KM will have another sustained investment phase as companies use existing and new technologies to ensure that as much knowledge stays within the organization, by creating robust processes and habits that capture insights in real time.  


A super prediction for 2022.

Advanced digital workplaces connect large workforces ensuring resilience against the unexpected   

The pandemic transformed the digital workplace from being important to essential, the critical infrastructure of work. Offices might have closed but work continued mostly in the digital worlds of work that had been growing steadily for the past 30 years.  

For some organizations, COVID-19 lockdowns revealed how well prepared they were but many others found out how much they needed to scramble just to become functional. Companies like to learn from mistakes once – and getting caught without a robust digital workplace is an experience not to repeat. So, for 2022, the super prediction is not one saturated in pioneer thinking but a rather more down-to-earth restating that the digital workplace will be the insurance policy every company needs against whatever will come next (both expected and unexpected).  


—————————— 

1 Richard McGill Murphy. Ordinary people, extraordinary apps. Forbes, Feb 21, 2021 

(www.forbes.com/sites/servicenow/2021/02/26/ordinary-people-extraordinary-apps). 

2 Aaron de Smet et al. ‘Great Attrition’ or ‘Great Attraction’? The choice is yours. McKinsey & Company, Sep 8, 2021 (www.mckinsey.com/business-functions/people-and-organizational-performance/our-insights/great-attrition-or-great-attraction-the-choice-is-yours). 
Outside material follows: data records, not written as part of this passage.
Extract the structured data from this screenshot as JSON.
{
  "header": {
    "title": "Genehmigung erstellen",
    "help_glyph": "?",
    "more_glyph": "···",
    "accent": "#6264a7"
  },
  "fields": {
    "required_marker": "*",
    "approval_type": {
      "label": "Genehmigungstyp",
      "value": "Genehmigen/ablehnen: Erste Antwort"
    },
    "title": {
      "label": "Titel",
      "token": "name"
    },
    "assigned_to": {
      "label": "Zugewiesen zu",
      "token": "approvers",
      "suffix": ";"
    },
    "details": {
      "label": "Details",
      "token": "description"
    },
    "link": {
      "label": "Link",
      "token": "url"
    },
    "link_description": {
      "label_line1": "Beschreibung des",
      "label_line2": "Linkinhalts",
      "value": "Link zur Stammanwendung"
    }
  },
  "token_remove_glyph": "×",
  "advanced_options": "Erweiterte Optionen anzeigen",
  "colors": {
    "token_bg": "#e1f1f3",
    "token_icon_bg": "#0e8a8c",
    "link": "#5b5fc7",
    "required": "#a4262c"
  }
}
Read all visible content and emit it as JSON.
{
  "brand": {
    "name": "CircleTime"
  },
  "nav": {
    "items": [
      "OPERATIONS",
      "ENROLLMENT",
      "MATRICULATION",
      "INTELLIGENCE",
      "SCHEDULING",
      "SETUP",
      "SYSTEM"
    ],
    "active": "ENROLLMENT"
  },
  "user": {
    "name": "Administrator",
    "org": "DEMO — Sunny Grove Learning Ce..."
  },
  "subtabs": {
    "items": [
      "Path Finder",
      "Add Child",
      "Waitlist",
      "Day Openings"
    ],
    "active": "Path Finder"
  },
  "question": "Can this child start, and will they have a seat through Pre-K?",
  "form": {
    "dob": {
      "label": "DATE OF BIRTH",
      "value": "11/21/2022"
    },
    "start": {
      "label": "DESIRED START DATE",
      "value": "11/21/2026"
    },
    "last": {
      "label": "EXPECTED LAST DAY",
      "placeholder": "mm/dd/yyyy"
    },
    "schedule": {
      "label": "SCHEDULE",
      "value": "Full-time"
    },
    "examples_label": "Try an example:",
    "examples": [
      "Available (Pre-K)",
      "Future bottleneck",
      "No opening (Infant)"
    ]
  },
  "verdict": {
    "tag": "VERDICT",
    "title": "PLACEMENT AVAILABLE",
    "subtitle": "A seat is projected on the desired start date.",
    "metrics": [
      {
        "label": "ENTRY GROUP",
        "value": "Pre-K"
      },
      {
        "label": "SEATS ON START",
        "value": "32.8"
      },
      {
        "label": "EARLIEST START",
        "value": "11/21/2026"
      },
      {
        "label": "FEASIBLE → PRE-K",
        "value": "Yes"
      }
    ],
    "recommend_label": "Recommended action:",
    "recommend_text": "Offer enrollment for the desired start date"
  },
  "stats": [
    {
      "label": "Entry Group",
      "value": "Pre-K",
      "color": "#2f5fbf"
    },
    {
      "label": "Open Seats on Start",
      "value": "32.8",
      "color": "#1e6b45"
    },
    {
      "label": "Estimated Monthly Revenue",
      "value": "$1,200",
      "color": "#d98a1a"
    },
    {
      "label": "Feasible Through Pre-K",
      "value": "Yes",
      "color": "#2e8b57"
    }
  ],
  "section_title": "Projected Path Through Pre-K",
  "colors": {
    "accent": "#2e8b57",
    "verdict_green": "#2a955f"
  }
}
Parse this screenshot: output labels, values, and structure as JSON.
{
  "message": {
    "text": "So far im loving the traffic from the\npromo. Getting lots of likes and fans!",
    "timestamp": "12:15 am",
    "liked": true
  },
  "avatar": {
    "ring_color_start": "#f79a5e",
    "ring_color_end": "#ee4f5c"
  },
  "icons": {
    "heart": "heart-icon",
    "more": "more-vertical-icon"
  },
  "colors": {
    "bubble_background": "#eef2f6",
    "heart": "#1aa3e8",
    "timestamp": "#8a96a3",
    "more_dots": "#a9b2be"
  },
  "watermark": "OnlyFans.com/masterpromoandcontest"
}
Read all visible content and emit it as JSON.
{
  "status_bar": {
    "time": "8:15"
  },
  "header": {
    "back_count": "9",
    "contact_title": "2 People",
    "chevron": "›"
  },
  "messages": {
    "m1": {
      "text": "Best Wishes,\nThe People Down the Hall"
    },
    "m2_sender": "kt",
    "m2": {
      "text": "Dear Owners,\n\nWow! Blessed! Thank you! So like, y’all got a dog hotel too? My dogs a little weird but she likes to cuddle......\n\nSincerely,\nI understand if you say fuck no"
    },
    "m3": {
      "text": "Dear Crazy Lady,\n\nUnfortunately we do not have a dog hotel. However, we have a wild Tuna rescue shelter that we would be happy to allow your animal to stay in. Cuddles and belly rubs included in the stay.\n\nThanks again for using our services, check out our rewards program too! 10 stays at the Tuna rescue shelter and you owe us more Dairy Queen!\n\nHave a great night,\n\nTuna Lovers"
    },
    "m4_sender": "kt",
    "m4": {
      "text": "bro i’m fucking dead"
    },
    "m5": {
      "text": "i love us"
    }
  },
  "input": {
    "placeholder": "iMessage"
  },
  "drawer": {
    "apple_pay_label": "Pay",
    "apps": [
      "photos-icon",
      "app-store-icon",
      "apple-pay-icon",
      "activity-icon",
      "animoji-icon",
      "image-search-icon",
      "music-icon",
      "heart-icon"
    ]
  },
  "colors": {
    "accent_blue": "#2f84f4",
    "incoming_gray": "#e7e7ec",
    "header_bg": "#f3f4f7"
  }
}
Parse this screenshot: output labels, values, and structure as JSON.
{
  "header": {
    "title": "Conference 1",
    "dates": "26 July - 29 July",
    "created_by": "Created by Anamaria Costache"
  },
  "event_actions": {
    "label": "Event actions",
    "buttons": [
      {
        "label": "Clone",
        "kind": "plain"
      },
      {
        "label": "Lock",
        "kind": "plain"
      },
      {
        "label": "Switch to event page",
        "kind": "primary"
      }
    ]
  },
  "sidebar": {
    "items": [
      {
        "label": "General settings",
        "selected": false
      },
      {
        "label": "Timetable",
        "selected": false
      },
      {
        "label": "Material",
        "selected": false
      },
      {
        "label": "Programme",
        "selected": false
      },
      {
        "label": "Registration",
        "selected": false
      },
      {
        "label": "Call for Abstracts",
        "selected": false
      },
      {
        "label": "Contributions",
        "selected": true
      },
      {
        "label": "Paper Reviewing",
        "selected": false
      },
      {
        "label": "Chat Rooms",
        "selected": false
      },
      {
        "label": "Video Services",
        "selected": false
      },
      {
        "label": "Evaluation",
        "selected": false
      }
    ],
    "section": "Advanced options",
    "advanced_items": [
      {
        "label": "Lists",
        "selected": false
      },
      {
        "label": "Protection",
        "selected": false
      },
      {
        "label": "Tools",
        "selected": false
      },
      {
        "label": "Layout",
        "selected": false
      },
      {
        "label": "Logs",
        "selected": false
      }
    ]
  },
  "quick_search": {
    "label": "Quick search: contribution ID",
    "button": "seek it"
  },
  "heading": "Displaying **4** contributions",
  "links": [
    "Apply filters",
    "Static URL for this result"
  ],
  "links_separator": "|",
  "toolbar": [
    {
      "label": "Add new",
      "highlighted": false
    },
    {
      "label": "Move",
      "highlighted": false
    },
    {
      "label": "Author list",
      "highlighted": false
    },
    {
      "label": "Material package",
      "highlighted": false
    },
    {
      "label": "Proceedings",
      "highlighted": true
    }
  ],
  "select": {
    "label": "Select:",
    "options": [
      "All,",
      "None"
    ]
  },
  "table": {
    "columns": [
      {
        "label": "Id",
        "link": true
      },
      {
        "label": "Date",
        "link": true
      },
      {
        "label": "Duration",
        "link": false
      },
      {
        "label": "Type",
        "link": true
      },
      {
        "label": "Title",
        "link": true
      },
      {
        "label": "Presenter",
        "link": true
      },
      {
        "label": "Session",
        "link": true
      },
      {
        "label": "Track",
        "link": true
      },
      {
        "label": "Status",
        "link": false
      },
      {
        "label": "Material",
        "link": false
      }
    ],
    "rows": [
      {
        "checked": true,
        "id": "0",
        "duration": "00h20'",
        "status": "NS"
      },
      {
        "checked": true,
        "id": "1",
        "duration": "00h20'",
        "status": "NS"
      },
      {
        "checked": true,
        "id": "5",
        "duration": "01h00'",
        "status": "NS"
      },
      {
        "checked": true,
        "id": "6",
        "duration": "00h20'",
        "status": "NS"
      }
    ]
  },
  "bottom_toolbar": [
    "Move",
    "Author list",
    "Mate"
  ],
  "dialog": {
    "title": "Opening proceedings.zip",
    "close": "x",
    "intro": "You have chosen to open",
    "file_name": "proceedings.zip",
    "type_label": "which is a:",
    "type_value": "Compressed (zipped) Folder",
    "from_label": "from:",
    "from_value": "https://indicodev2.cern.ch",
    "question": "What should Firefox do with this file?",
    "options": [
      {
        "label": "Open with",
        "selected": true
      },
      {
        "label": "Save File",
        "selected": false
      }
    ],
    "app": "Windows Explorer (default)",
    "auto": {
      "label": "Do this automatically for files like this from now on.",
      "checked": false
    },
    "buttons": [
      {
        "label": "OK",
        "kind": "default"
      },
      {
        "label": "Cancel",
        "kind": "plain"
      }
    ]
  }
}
3 Microsoft Workplace Insights. Microsoft, 2021 (workplaceinsights.microsoft.com). 

4 A survival guide for the upcoming hybrid workplace culture war – 5 deadly traps to avoid. Future Worx, 2021 (www.futureworx.io/survival-guide-for-the-hybrid-workplace-culture-war/). 

5 The 4D’s of Learning. Modern Workplace Learning, 2021 (www.modernworkplacelearning.com/cild/mwl/5-features-of-ow-modern-professionals-learn/). 

6 Josh Bersin. CEO and L&D: How the C-suite can foster a culture of learning. Josh Bersin Academy, Nov 16, 2021 (bersinacademy.com/blog/2021/11/ceo-and-learning-and-development).